Paediatric Respiratory Physiology
Department of Respiratory&Sleep Medicine
Royal Hospital for Sick Children
9 Sciennes Road, Scotland
EH9 1LF Edinburgh
UNITED KINGDOM
lizzie.hill@nhslothian.scot.nhs.uk

SUMMARY

Early pioneers used EEG to “look inside” the brain using sleep. Over time, this was developed into
polysomnography (PSG), which was first used to define sleep stages in the 1960s. PSG is now the
recognised gold-standard technique for measuring sleep, allowing classification of sleep stages,
assessment of sleep architecture and diagnosis of sleep disorders.
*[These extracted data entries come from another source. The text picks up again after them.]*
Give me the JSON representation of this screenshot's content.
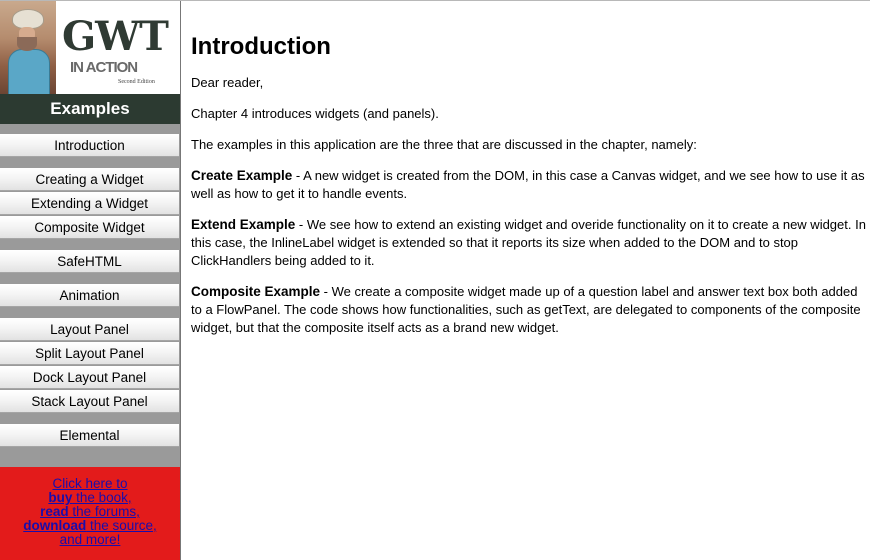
{
  "logo": {
    "title": "GWT",
    "subtitle": "IN ACTION",
    "edition": "Second Edition"
  },
  "sidebar": {
    "header": "Examples",
    "items": [
      {
        "label": "Introduction"
      },
      {
        "label": "Creating a Widget"
      },
      {
        "label": "Extending a Widget"
      },
      {
        "label": "Composite Widget"
      },
      {
        "label": "SafeHTML"
      },
      {
        "label": "Animation"
      },
      {
        "label": "Layout Panel"
      },
      {
        "label": "Split Layout Panel"
      },
      {
        "label": "Dock Layout Panel"
      },
      {
        "label": "Stack Layout Panel"
      },
      {
        "label": "Elemental"
      }
    ]
  },
  "promo": {
    "line1": "Click here to",
    "buy": "buy",
    "buy_rest": " the book,",
    "read": "read",
    "read_rest": " the forums,",
    "download": "download",
    "download_rest": " the source,",
    "more": "and more!"
  },
  "main": {
    "title": "Introduction",
    "greeting": "Dear reader,",
    "intro": "Chapter 4 introduces widgets (and panels).",
    "examples_intro": "The examples in this application are the three that are discussed in the chapter, namely:",
    "create_title": "Create Example",
    "create_text": " - A new widget is created from the DOM, in this case a Canvas widget, and we see how to use it as well as how to get it to handle events.",
    "extend_title": "Extend Example",
    "extend_text": " - We see how to extend an existing widget and overide functionality on it to create a new widget. In this case, the InlineLabel widget is extended so that it reports its size when added to the DOM and to stop ClickHandlers being added to it.",
    "composite_title": "Composite Example",
    "composite_text": " - We create a composite widget made up of a question label and answer text box both added to a FlowPanel. The code shows how functionalities, such as getText, are delegated to components of the composite widget, but that the composite itself acts as a brand new widget."
  }
}
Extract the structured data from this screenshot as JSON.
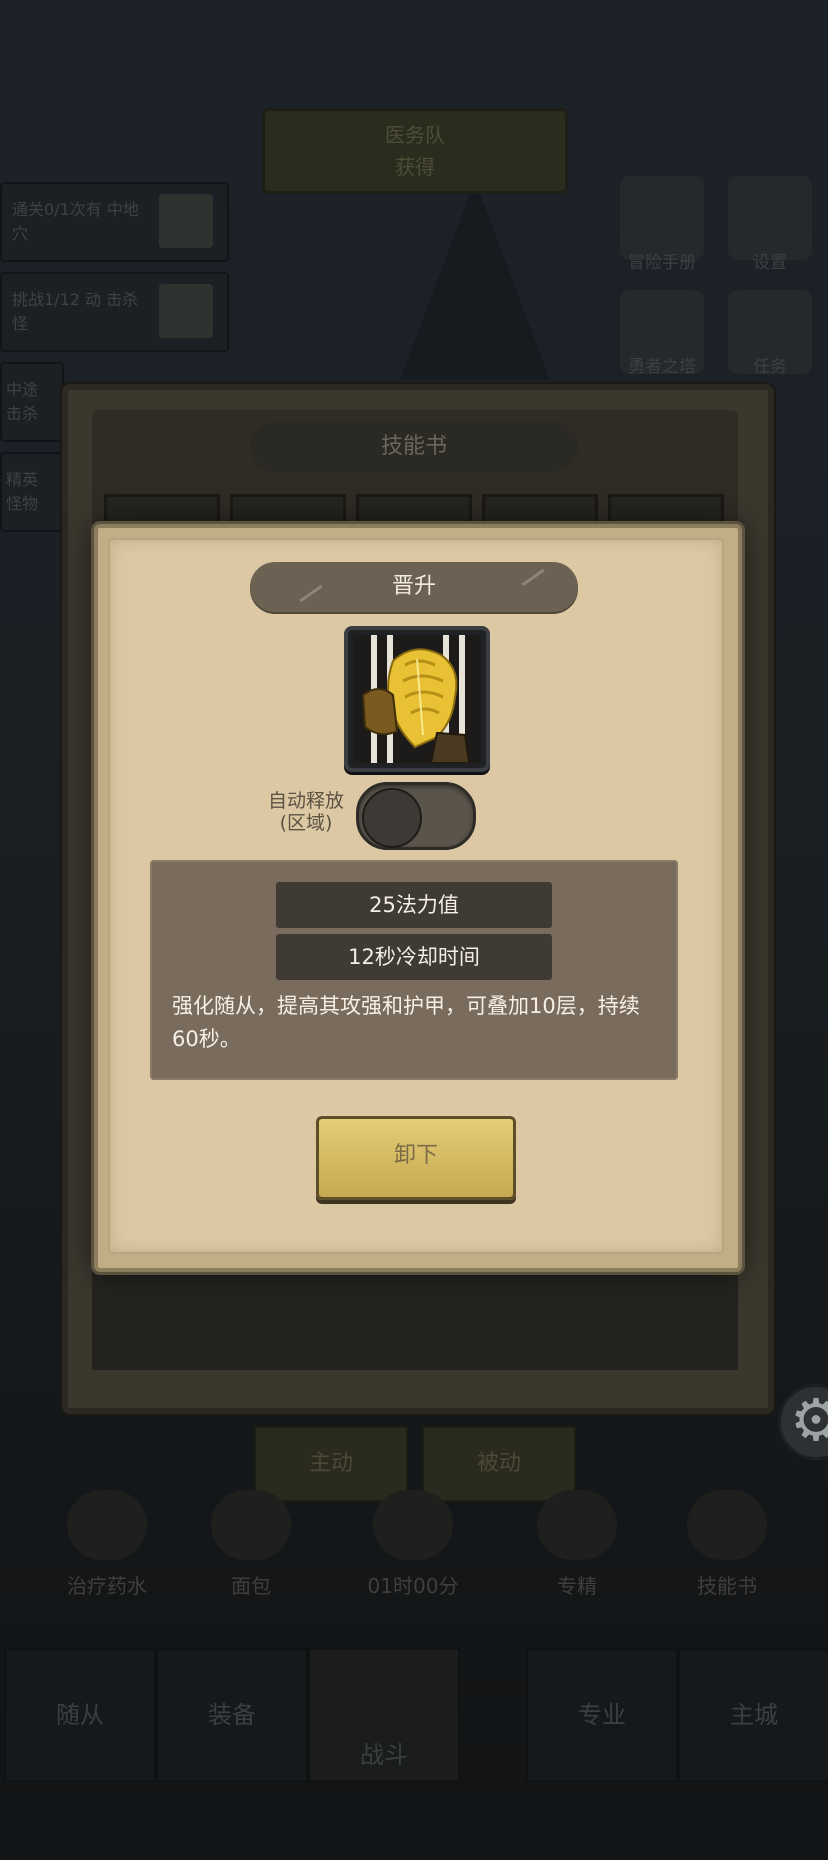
{
  "background": {
    "banner": {
      "line1": "医务队",
      "line2": "获得"
    },
    "quests": [
      {
        "text": "通关0/1次有 中地穴"
      },
      {
        "text": "挑战1/12 动 击杀怪"
      },
      {
        "text": "中途 击杀"
      },
      {
        "text": "精英 怪物"
      }
    ],
    "side_icons": [
      {
        "label": "冒险手册",
        "icon": "book-icon"
      },
      {
        "label": "设置",
        "icon": "gear-icon"
      },
      {
        "label": "勇者之塔",
        "icon": "tower-icon"
      },
      {
        "label": "任务",
        "icon": "scroll-icon"
      }
    ],
    "skill_tabs": [
      "主动",
      "被动"
    ],
    "items": [
      {
        "label": "治疗药水"
      },
      {
        "label": "面包"
      },
      {
        "label": "01时00分"
      },
      {
        "label": "专精"
      },
      {
        "label": "技能书"
      }
    ],
    "nav": [
      "随从",
      "装备",
      "战斗",
      "专业",
      "主城"
    ]
  },
  "outer_panel": {
    "title": "技能书"
  },
  "dialog": {
    "title": "晋升",
    "auto_cast_label_line1": "自动释放",
    "auto_cast_label_line2": "(区域)",
    "auto_cast_enabled": false,
    "stats": [
      "25法力值",
      "12秒冷却时间"
    ],
    "description": "强化随从，提高其攻强和护甲，可叠加10层，持续60秒。",
    "unequip_label": "卸下"
  },
  "colors": {
    "paper": "#dcc9a4",
    "pill": "#6b6253",
    "info_box": "#7a6c5c",
    "button_gold": "#d8bd63"
  }
}
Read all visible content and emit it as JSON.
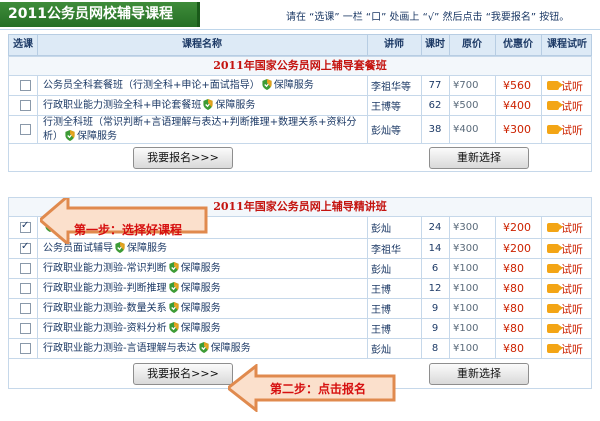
{
  "header": {
    "title": "2011公务员网校辅导课程",
    "instruction": "请在 “选课” 一栏 “口” 处画上 “√” 然后点击 “我要报名” 按钮。"
  },
  "columns": [
    "选课",
    "课程名称",
    "讲师",
    "课时",
    "原价",
    "优惠价",
    "课程试听"
  ],
  "guarantee_label": "保障服务",
  "trial_label": "试听",
  "sections": [
    {
      "title": "2011年国家公务员网上辅导套餐班",
      "rows": [
        {
          "checked": false,
          "course": "公务员全科套餐班（行测全科+申论+面试指导）",
          "teacher": "李祖华等",
          "hours": "77",
          "orig": "¥700",
          "disc": "¥560"
        },
        {
          "checked": false,
          "course": "行政职业能力测验全科+申论套餐班",
          "teacher": "王博等",
          "hours": "62",
          "orig": "¥500",
          "disc": "¥400"
        },
        {
          "checked": false,
          "course": "行测全科班（常识判断+言语理解与表达+判断推理+数理关系+资料分析）",
          "teacher": "彭灿等",
          "hours": "38",
          "orig": "¥400",
          "disc": "¥300"
        }
      ],
      "register_label": "我要报名>>>",
      "reset_label": "重新选择"
    },
    {
      "title": "2011年国家公务员网上辅导精讲班",
      "rows": [
        {
          "checked": true,
          "course": "",
          "teacher": "彭灿",
          "hours": "24",
          "orig": "¥300",
          "disc": "¥200"
        },
        {
          "checked": true,
          "course": "公务员面试辅导",
          "teacher": "李祖华",
          "hours": "14",
          "orig": "¥300",
          "disc": "¥200"
        },
        {
          "checked": false,
          "course": "行政职业能力测验-常识判断",
          "teacher": "彭灿",
          "hours": "6",
          "orig": "¥100",
          "disc": "¥80"
        },
        {
          "checked": false,
          "course": "行政职业能力测验-判断推理",
          "teacher": "王博",
          "hours": "12",
          "orig": "¥100",
          "disc": "¥80"
        },
        {
          "checked": false,
          "course": "行政职业能力测验-数量关系",
          "teacher": "王博",
          "hours": "9",
          "orig": "¥100",
          "disc": "¥80"
        },
        {
          "checked": false,
          "course": "行政职业能力测验-资料分析",
          "teacher": "王博",
          "hours": "9",
          "orig": "¥100",
          "disc": "¥80"
        },
        {
          "checked": false,
          "course": "行政职业能力测验-言语理解与表达",
          "teacher": "彭灿",
          "hours": "8",
          "orig": "¥100",
          "disc": "¥80"
        }
      ],
      "register_label": "我要报名>>>",
      "reset_label": "重新选择"
    }
  ],
  "callouts": {
    "step1": "第一步：选择好课程",
    "step2": "第二步：点击报名"
  },
  "colors": {
    "title_bg": "#2f7d2f",
    "section_title": "#c4130f",
    "price": "#cc2200",
    "callout": "#d61010",
    "callout_fill": "#fbe0cc"
  }
}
This workshop aims to review the criteria for scoring of sleep stages as described in The AASM Manual
for Scoring of Sleep and Associated Events Version 2.1 (American Academy of Sleep Medicine, 2014).
The benefits and drawbacks of these guidelines will be discussed. Delegates will have the opportunity
to apply the current guidelines in small groups during a practical exercise, identifying sleep stages using
real-world examples.

EVALUATION

1. Which of the following statements is not true regarding alpha rhythm?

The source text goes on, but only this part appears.